Serbian or Russian Stadiums? The Story of Football, Politics and Organized Crime in Serbia – Ljubomir Filipović

Serbian or Russian Stadiums? The Story of Football, Politics and Organized Crime in Serbia – Ljubomir Filipović

The recent display of Russian flags by Red Star Belgrade fans at a Serbian league match goes beyond mere sports enthusiasm, revealing the interesting interplay of football fandom, political influence, and historical undercurrents in Serbia. This act is not merely an isolated show of geopolitical sympathy but a significant chapter in the ongoing narrative of Serbian football fan groups’ involvement in political and nationalistic demonstrations, potentially orchestrated by Serbian intelligence.

This incident is just one example of pro-Russian activism among Serbian hooligans. Their choreography, which depicted a cemetery in the colors of the Ukrainian flag before the Russian invasion, along with their support for controversial national figures, highlights a longstanding affinity for Russia.

The culture of football fandom in Serbia, especially among groups like Red Star’s “Delije” and Partizan Belgrade’s “Grobari,” embodies a broader socio-political phenomenon of a deeply criminalized society. These groups have historically gone beyond their roles as mere supporters of football clubs and Serbia’s national team. They have a very important place in the Serbian intelligence strategies.

The roots of this complex relationship can be traced back to the disintegration of socialist Yugoslavia, when football stadiums became stages for the expression and amplification of emerging nationalistic sentiments and inter-ethnic tensions, especially during matches between teams from different Yugoslav republics. The notorious 1990 match between Red Star Belgrade and Dinamo Zagreb in Zagreb, which escalated into violence, symbolizes the entanglement of football with the political and social unrest leading up to the Yugoslav Wars. James Montague, in his piece for CNN, listed this match among the five football matches that significantly impacted the world.

The participation of football fan groups in the subsequent wars, including their ties to paramilitary units led by individuals like Arkan, highlights the extent of the overlap between football fandom and political activism. Arkan’s progression from leading the “Delije” to commanding a paramilitary unit involved in war crimes illustrates how fan groups can be mobilized for broader political and military aims, often with the implicit or explicit consent of state authorities.

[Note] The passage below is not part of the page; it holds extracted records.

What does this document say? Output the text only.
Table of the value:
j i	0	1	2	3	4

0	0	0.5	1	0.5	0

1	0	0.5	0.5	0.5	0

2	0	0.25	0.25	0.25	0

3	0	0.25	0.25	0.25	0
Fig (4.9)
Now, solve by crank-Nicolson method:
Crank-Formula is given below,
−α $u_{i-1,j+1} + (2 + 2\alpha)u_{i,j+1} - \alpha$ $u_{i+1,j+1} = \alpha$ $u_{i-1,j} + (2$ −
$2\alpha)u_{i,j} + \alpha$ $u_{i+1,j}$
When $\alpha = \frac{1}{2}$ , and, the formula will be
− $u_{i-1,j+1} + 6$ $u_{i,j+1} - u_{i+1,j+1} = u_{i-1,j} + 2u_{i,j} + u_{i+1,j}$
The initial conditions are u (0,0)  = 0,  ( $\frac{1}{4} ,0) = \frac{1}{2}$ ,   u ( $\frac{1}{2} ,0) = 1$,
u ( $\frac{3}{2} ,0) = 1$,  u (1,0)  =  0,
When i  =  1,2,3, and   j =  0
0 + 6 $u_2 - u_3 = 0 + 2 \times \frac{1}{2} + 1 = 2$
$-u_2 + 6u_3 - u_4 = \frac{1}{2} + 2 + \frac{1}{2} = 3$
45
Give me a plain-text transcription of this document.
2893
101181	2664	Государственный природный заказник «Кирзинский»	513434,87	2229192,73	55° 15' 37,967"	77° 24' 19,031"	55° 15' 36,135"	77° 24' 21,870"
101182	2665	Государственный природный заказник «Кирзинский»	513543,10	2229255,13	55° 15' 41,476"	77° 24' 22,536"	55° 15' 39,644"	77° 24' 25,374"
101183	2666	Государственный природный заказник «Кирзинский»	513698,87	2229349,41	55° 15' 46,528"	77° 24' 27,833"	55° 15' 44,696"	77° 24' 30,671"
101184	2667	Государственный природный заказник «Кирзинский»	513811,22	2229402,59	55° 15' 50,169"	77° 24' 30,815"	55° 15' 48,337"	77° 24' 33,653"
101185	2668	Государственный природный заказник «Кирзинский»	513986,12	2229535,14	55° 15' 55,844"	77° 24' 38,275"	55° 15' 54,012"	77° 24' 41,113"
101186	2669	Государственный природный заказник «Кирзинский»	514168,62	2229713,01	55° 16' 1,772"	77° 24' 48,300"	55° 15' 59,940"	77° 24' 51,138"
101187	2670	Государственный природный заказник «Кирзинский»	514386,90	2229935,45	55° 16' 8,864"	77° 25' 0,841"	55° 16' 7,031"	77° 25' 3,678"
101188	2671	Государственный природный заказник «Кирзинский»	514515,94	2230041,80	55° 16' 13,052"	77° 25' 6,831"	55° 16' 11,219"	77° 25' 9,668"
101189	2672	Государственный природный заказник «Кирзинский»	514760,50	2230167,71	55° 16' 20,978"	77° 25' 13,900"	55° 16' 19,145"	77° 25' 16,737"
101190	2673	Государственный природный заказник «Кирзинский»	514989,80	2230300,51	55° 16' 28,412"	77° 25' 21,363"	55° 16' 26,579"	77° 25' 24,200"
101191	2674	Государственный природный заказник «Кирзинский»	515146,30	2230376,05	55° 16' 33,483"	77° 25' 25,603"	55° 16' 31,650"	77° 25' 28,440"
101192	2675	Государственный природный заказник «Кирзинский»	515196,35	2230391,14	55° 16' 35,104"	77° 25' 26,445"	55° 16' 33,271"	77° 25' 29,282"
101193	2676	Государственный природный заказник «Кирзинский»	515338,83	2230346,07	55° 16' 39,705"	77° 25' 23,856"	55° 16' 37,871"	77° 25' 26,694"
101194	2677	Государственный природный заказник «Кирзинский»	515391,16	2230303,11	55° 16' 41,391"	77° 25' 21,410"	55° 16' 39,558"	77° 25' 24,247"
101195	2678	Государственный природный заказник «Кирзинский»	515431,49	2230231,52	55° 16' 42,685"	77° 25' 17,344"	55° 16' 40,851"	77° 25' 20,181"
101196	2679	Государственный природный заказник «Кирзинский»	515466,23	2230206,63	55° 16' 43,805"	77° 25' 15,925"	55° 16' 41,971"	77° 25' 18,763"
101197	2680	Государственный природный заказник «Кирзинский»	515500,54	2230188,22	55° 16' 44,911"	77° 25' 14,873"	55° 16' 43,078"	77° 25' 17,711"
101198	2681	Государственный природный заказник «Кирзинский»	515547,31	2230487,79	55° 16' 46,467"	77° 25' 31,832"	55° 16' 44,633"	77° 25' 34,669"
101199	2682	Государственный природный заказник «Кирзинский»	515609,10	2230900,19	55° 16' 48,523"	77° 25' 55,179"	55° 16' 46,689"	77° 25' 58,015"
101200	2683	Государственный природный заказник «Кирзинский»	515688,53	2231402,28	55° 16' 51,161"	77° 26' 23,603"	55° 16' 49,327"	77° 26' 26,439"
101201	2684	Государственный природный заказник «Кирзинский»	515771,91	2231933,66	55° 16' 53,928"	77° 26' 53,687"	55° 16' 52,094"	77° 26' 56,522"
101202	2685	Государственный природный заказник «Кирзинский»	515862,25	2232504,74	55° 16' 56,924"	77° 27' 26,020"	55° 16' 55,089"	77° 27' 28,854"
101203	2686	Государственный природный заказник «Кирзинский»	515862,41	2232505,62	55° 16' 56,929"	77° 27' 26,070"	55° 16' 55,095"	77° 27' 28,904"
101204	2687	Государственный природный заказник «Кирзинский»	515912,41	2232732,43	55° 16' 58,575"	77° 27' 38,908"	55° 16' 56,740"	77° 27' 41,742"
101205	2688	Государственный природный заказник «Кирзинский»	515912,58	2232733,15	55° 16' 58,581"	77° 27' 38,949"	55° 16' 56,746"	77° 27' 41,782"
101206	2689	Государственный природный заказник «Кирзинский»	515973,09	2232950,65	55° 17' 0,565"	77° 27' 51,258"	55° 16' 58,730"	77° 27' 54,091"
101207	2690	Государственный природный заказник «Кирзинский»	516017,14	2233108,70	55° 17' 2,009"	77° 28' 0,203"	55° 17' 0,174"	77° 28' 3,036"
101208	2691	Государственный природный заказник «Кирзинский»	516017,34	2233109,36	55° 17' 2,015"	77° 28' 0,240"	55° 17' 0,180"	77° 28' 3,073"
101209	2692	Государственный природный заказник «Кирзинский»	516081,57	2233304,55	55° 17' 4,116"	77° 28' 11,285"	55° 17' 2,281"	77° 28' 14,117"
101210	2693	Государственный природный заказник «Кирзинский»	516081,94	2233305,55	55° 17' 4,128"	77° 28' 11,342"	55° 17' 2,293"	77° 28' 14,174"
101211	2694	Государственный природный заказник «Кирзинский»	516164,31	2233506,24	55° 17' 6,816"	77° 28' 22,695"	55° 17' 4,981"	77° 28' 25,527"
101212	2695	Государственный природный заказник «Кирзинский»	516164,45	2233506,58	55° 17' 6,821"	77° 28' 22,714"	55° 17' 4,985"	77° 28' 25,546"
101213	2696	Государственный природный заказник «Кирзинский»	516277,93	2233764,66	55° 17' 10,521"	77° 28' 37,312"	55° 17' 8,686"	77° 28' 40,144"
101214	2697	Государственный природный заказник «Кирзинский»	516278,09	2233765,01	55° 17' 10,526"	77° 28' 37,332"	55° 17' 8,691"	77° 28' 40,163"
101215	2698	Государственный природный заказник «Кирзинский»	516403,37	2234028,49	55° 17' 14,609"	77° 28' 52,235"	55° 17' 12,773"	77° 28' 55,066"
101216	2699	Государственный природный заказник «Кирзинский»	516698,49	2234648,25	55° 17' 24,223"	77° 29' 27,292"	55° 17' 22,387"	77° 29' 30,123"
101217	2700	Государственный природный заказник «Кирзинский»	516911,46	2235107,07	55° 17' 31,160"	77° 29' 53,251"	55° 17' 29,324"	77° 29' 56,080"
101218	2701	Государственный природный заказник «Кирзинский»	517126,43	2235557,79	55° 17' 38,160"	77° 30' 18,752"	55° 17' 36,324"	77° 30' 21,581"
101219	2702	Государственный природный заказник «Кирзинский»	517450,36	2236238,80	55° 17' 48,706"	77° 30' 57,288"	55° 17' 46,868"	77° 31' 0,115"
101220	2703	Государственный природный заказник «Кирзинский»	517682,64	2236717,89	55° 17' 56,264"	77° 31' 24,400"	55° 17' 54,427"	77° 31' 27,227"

History seems to repeat itself in the Balkans, as seen in the recent trial of Veljko Belivuk, a football hooligan turned gang leader. This trial has further exposed the sinister ties between Serbia’s top leadership and violent drug gangs, casting additional shadows on the state’s complicity with criminal elements, as recently featured in a New York Times article. Belivuk’s claims of acting under President Aleksandar Vucic’s orders highlight the deep connections between political power, organized crime, and football fan groups in Serbia.

Belivuk’s transformation from a football enthusiast to a criminal mastermind, along with his links to influential political figures and the alleged state-endorsed activities of his gang, mirrors the path taken by Arkan in the late ’80s and early ’90s. This showcases the dark intertwining of football fan culture with the criminal underworld and political schemes. This fusion not only pertains to criminal activities but also reflects the broader theme of Russian influence in Serbia, where football fan groups, traditionally engaged in nationalist causes, now also act as channels for expressing geopolitical allegiances, particularly towards Russia.

The recent, orchestrated displays of support for Russia by Red Star fans, amid global geopolitical tensions, prompt questions about potential state involvement or coordination. The elaborate organization of these displays suggests a level of orchestration indicative of Serbian intelligence’s involvement, aiming to use these fan groups for political messaging, possibly to signal Serbia’s geopolitical stance and loyalties.

Furthermore, the connection of Serbian football fan groups to organized crime and their role in political protests underscore their significance as socio-political actors. The Global Initiative Against Transnational Organized Crime’s report on football fan groups in the Western Balkans sheds light on this aspect.

The historical recruitment of football fans by Yugoslav and Serbian intelligence for covert operations abroad, including political assassinations, adds another dimension to this complex narrative. This history indicates a long-standing relationship between fan groups, state agendas, and covert activities, framing events like the display of Russian flags as part of a continuum of interactions between the state and fan groups that serve broader political objectives.

The implications of such orchestrated displays within Serbian football culture are significant, highlighting the need for a nuanced understanding of the factors shaping public expressions of political sentiment and national identity. This calls for an in-depth examination of the ethical considerations surrounding the use of fan groups for political ends and the long-term impact of such strategies on society’s fabric.

The interaction between Serbian football fan groups, political movements, and state involvement, as highlighted by recent events and rooted in historical precedents, presents a compelling narrative of the complex dynamics at play in Serbian society. The case of Serbian football fandom, with its deep-seated ties to organized crime and state security services, provides a unique perspective on the broader themes of sports, politics, and society in the Balkans.